Lead plaintiff Bahamas Surgery Center LLC filed a lawsuit against Kimberly-Clark and Halyard Health Inc., alleging the companies pushed the MicroCool surgical gowns as meeting the highest standards of liquid barrier protection against infectious diseases like Ebola, when in fact the gown had failed to meet industry standard tests. The companies claim they were conned by the gown makers, who allegedly hid the fact that they grew lax on standards.
A witness for Bahamas said that if she had known the gowns had failed the industry standards test, Bahamas would not have bought the gowns in the first place. The judge said that was enough to establish an injury-in-fact in the case.
Kimberly-Clark and Halyard asked the California federal court to hold tight on setting the trial date until the Ninth Circuit weighs in on the companies’ request to undo the class certification.
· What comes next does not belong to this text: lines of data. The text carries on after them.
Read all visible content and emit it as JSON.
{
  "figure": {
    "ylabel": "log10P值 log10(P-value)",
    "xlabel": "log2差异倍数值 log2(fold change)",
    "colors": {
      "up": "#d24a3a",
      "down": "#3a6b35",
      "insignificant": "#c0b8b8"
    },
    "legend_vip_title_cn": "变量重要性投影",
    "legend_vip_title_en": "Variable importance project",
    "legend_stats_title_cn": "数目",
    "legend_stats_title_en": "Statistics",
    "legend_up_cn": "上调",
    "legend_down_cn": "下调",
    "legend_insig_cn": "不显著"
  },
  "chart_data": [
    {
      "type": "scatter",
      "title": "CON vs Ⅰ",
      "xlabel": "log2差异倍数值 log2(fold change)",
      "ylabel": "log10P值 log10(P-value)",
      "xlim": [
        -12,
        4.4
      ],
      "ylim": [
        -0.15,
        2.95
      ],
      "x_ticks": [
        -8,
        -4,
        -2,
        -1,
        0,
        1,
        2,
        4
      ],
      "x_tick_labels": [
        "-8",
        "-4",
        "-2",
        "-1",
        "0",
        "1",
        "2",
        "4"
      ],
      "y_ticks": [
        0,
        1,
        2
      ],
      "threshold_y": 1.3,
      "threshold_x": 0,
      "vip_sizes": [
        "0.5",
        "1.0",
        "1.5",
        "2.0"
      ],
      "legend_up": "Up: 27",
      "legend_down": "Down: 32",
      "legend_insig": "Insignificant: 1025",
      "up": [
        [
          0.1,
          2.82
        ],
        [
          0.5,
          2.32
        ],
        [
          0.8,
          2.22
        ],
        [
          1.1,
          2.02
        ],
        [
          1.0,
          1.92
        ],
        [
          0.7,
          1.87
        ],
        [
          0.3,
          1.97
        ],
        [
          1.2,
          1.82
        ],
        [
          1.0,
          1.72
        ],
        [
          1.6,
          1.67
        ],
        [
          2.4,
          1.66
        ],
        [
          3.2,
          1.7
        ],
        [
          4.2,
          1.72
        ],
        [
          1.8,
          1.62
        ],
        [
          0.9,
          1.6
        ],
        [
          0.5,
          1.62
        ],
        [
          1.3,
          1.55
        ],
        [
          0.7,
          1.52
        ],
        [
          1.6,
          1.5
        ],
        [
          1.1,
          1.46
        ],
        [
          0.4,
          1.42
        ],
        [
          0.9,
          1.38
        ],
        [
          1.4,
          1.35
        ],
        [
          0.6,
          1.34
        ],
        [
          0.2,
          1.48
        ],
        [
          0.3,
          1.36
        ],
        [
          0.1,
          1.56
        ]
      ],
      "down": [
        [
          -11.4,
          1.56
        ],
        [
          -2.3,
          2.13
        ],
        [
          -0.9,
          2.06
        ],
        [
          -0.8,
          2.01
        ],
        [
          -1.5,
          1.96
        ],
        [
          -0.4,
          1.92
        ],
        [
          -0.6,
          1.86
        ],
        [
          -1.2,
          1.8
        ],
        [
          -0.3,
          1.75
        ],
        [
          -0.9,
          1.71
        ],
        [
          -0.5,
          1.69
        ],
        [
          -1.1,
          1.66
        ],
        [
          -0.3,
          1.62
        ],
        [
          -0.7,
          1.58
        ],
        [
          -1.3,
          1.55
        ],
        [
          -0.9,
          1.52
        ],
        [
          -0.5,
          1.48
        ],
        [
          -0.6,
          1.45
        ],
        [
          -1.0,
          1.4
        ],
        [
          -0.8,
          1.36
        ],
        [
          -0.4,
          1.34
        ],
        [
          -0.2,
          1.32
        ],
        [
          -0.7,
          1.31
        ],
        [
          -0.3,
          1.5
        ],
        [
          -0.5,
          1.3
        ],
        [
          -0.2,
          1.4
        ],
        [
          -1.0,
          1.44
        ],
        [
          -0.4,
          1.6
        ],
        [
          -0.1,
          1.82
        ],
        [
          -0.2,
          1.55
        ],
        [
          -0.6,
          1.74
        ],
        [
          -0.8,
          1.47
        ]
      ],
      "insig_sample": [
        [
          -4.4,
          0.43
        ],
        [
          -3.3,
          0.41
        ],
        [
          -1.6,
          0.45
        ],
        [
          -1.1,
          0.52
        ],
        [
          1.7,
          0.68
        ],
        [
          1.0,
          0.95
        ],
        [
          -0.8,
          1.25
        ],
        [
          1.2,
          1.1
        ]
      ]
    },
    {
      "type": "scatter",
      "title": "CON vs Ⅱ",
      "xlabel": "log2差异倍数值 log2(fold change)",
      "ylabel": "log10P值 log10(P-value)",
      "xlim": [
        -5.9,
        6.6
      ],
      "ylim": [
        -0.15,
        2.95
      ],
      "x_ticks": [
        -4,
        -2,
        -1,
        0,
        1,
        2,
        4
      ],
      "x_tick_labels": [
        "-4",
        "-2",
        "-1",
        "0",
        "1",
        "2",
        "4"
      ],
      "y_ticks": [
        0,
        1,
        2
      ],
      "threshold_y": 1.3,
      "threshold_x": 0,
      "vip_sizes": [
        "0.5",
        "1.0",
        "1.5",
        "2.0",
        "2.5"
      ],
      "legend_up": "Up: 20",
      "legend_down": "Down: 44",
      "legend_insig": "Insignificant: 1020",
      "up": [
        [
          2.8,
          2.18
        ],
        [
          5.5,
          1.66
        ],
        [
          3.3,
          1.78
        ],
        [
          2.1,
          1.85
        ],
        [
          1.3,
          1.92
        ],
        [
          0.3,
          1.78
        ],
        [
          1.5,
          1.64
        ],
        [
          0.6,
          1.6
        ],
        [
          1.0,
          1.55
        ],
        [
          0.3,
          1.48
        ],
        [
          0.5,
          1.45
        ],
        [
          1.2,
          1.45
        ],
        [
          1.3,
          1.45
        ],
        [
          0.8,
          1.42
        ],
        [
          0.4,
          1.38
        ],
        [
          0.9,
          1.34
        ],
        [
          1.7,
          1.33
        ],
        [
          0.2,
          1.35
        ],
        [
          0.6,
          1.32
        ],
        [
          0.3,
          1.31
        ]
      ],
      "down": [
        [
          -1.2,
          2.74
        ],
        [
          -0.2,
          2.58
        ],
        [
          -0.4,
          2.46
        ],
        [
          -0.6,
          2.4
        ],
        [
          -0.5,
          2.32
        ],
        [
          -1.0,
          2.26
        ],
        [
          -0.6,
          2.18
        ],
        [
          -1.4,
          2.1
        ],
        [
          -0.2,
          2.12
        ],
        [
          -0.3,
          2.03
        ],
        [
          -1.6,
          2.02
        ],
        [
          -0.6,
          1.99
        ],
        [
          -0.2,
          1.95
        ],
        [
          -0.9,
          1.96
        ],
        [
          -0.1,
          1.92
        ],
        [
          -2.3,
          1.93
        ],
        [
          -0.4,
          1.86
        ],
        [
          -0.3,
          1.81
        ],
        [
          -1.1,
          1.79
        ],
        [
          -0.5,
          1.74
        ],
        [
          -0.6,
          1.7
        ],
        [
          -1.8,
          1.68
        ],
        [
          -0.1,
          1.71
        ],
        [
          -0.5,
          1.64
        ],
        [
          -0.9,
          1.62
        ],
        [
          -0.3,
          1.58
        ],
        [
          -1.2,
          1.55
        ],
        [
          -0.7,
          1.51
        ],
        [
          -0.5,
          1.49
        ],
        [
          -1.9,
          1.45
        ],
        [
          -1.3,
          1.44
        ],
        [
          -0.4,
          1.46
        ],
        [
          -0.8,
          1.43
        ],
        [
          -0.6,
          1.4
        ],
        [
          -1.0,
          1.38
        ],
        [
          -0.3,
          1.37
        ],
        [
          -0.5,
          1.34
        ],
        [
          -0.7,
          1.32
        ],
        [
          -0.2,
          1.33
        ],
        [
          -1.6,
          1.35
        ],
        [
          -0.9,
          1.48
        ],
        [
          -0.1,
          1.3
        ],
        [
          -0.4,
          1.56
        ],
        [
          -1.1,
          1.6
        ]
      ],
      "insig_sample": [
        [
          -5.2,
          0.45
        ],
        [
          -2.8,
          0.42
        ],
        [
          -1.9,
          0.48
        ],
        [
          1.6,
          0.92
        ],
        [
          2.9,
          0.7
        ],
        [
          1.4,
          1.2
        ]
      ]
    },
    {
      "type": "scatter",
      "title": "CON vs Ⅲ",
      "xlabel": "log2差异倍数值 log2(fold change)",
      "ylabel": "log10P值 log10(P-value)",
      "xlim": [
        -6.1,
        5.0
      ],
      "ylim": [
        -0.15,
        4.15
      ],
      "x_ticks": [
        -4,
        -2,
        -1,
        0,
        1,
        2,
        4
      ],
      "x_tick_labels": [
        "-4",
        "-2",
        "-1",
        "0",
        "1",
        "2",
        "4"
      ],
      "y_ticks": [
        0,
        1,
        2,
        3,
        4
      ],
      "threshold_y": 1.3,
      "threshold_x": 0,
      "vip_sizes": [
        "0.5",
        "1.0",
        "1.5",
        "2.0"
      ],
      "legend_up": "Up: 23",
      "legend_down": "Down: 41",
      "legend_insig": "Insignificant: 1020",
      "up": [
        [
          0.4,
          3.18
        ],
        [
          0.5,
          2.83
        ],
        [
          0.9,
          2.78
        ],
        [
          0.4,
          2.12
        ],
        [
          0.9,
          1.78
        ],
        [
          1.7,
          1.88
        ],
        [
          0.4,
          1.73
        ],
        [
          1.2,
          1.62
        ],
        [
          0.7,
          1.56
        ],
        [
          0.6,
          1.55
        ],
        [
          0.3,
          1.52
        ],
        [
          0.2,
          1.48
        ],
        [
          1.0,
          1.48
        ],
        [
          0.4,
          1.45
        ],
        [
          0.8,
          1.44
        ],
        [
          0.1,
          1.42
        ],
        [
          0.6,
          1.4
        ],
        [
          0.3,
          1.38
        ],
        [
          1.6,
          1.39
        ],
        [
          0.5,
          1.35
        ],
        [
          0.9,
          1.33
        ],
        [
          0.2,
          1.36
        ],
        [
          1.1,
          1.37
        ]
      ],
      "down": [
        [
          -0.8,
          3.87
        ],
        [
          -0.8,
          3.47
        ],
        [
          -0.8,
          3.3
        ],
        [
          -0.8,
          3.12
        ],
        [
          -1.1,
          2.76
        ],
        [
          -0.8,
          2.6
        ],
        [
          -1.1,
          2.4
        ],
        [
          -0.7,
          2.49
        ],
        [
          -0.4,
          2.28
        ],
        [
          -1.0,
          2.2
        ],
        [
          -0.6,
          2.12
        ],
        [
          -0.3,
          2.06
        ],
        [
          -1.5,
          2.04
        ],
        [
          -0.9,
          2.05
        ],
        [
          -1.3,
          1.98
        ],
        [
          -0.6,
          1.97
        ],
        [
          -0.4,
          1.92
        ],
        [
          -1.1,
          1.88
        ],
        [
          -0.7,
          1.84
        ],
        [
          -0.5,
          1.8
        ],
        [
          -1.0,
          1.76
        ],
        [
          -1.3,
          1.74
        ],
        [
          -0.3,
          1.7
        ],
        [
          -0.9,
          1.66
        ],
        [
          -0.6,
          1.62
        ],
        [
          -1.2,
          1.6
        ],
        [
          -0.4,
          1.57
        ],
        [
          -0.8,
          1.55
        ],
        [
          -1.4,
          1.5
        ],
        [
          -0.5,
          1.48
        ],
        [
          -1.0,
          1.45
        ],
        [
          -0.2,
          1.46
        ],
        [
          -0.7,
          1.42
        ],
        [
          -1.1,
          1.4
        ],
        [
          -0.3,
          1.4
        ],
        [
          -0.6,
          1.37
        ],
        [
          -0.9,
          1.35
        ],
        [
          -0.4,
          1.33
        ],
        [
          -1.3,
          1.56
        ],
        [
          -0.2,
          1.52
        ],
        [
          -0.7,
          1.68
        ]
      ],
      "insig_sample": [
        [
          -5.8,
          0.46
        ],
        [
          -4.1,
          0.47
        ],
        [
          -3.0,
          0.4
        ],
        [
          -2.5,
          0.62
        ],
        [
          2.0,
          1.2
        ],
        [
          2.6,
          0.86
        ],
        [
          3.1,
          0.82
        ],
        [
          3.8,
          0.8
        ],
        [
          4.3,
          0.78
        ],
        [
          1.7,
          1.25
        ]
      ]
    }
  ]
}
The judge allowed two groups of California buyers to proceed with their lawsuits but said state laws varied too much for an established nationwide class action. One of the California classes allowed to proceed seeks damages related to the purchase of surgical gowns from early 2012 to early 2015, based on the state’s Unfair Competition Law. The second class seeks an injunction blocking Halyard from continuing to market the gowns as protective against infectious disease.